Grafisch naja nicht besser als Autosport aber auch nicht schlechter. In Zeiten von Forza 7 und Horizon 4 haben wir alle schon beeindruckendere Rennspiele gesehen. 

Nun das Größte Ärgernis. Erstmal kann man nicht alle Autos sofort im Freeplay fahren. Wurde ja auch Großfresse mäßig behauptet. Ferrari und Porsche und eigentlich alle Autos der GT1 Gruppe (6 Autos insgesamt was ein Fuhrpark!!! Ironie OFF) sind bis auf den schäbigen Aston Martin alle gesperrt.  Scheissdreck halt und Beschiss noch dazu.
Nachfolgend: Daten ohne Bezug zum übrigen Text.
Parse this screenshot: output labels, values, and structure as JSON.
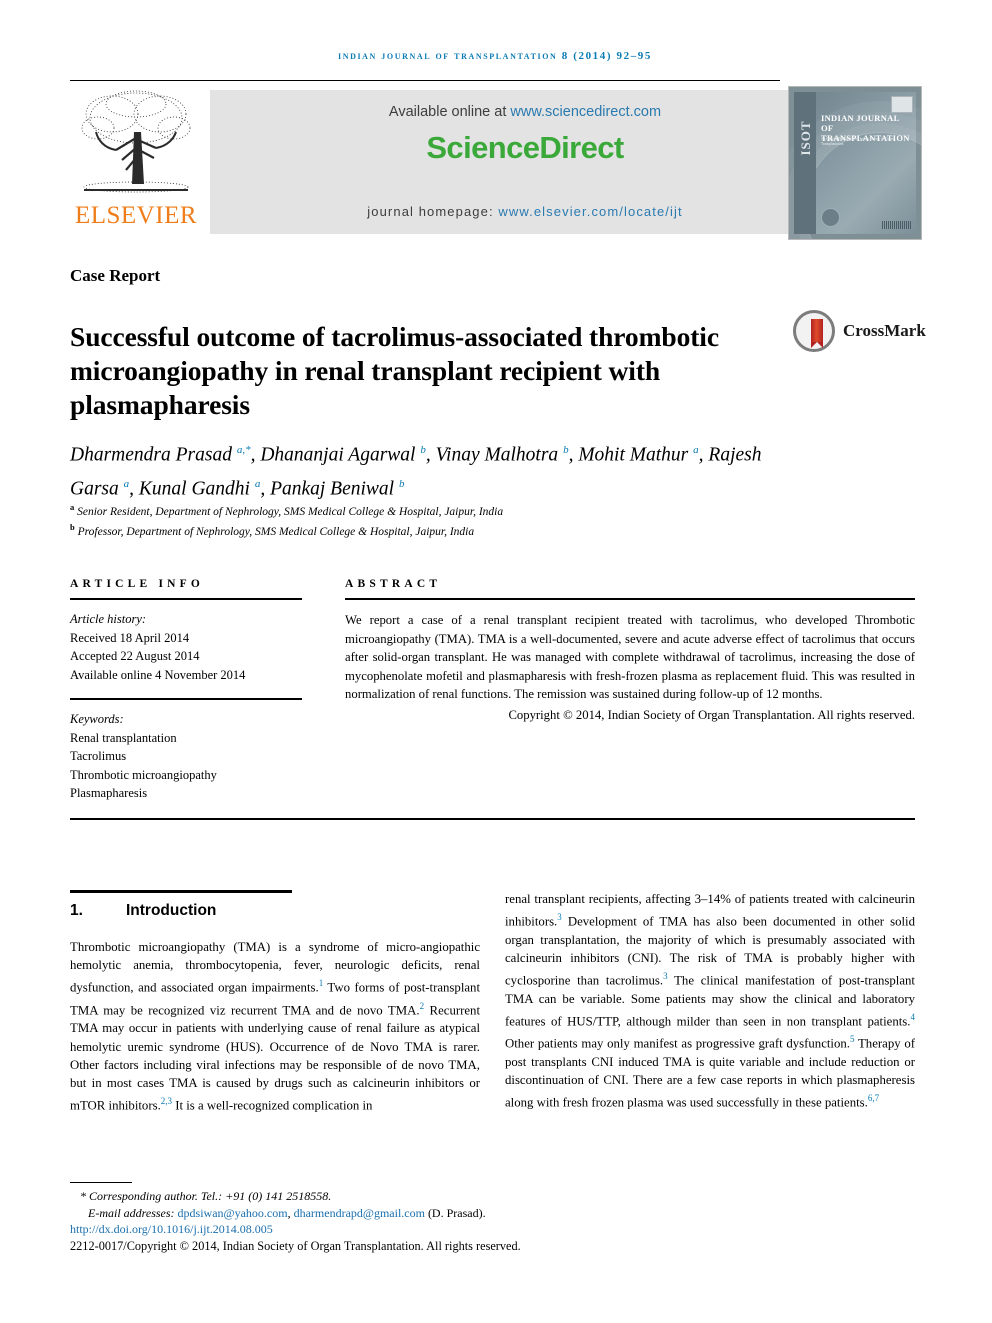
{
  "running_head": "Indian Journal of Transplantation 8 (2014) 92–95",
  "masthead": {
    "publisher_name": "ELSEVIER",
    "publisher_logo_alt": "elsevier-tree-logo",
    "available_prefix": "Available online at ",
    "available_link": "www.sciencedirect.com",
    "wordmark": "ScienceDirect",
    "homepage_prefix": "journal homepage: ",
    "homepage_link": "www.elsevier.com/locate/ijt",
    "cover": {
      "spine_text": "ISOT",
      "title": "INDIAN JOURNAL OF TRANSPLANTATION",
      "subtitle": "An Official Publication of Indian Society of Organ Transplantation"
    }
  },
  "article": {
    "type": "Case Report",
    "title": "Successful outcome of tacrolimus-associated thrombotic microangiopathy in renal transplant recipient with plasmapharesis",
    "crossmark_label": "CrossMark",
    "authors_html": "Dharmendra Prasad <sup>a,*</sup>, Dhananjai Agarwal <sup>b</sup>, Vinay Malhotra <sup>b</sup>, Mohit Mathur <sup>a</sup>, Rajesh Garsa <sup>a</sup>, Kunal Gandhi <sup>a</sup>, Pankaj Beniwal <sup>b</sup>",
    "affiliations_html": "<sup>a</sup> Senior Resident, Department of Nephrology, SMS Medical College &amp; Hospital, Jaipur, India<br><sup>b</sup> Professor, Department of Nephrology, SMS Medical College &amp; Hospital, Jaipur, India"
  },
  "info": {
    "heading": "ARTICLE INFO",
    "history_label": "Article history:",
    "received": "Received 18 April 2014",
    "accepted": "Accepted 22 August 2014",
    "available_online": "Available online 4 November 2014",
    "keywords_label": "Keywords:",
    "keywords": [
      "Renal transplantation",
      "Tacrolimus",
      "Thrombotic microangiopathy",
      "Plasmapharesis"
    ]
  },
  "abstract": {
    "heading": "ABSTRACT",
    "text": "We report a case of a renal transplant recipient treated with tacrolimus, who developed Thrombotic microangiopathy (TMA). TMA is a well-documented, severe and acute adverse effect of tacrolimus that occurs after solid-organ transplant. He was managed with complete withdrawal of tacrolimus, increasing the dose of mycophenolate mofetil and plasmapharesis with fresh-frozen plasma as replacement fluid. This was resulted in normalization of renal functions. The remission was sustained during follow-up of 12 months.",
    "copyright": "Copyright © 2014, Indian Society of Organ Transplantation. All rights reserved."
  },
  "sections": {
    "intro_number": "1.",
    "intro_title": "Introduction",
    "intro_left_html": "Thrombotic microangiopathy (TMA) is a syndrome of micro-angiopathic hemolytic anemia, thrombocytopenia, fever, neurologic deficits, renal dysfunction, and associated organ impairments.<sup>1</sup> Two forms of post-transplant TMA may be recognized viz recurrent TMA and de novo TMA.<sup>2</sup> Recurrent TMA may occur in patients with underlying cause of renal failure as atypical hemolytic uremic syndrome (HUS). Occurrence of de Novo TMA is rarer. Other factors including viral infections may be responsible of de novo TMA, but in most cases TMA is caused by drugs such as calcineurin inhibitors or mTOR inhibitors.<sup>2,3</sup> It is a well-recognized complication in",
    "intro_right_html": "renal transplant recipients, affecting 3–14% of patients treated with calcineurin inhibitors.<sup>3</sup> Development of TMA has also been documented in other solid organ transplantation, the majority of which is presumably associated with calcineurin inhibitors (CNI). The risk of TMA is probably higher with cyclosporine than tacrolimus.<sup>3</sup> The clinical manifestation of post-transplant TMA can be variable. Some patients may show the clinical and laboratory features of HUS/TTP, although milder than seen in non transplant patients.<sup>4</sup> Other patients may only manifest as progressive graft dysfunction.<sup>5</sup> Therapy of post transplants CNI induced TMA is quite variable and include reduction or discontinuation of CNI. There are a few case reports in which plasmapheresis along with fresh frozen plasma was used successfully in these patients.<sup>6,7</sup>"
  },
  "footer": {
    "corresponding": "* Corresponding author. Tel.: +91 (0) 141 2518558.",
    "email_label": "E-mail addresses: ",
    "email_1": "dpdsiwan@yahoo.com",
    "email_sep": ", ",
    "email_2": "dharmendrapd@gmail.com",
    "email_suffix": " (D. Prasad).",
    "doi": "http://dx.doi.org/10.1016/j.ijt.2014.08.005",
    "issn_copyright": "2212-0017/Copyright © 2014, Indian Society of Organ Transplantation. All rights reserved."
  },
  "colors": {
    "accent_blue": "#0b7bb5",
    "link_blue": "#2a7ab0",
    "sciencedirect_green": "#3aa93a",
    "elsevier_orange": "#ef7d1a",
    "band_gray": "#e3e3e3"
  }
}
Aber was solls fahren werden sich die Kisten eh alle gleich!  Dann ein riesiger Lack of Content. 
Codemasters entfernt praktisch Content um ihn später nachzureichen wahrschienlich sogar noch als kostenpflichtigen DLC. Das kennen wir ja alle aus DiRT 2.0. Verarsche pur. 

Das Spiel ist einfach das Geld nicht wert weder die 60 noch die unverschämten 74,99 für die Ultimate Edition, die ja praktisch nur die Standard Edition ist und du für die 60 EUR halt eine abgespeckte Version bekommst. 

Also nun lauft schnell in den Laden und greift zu ElAmigos!


----------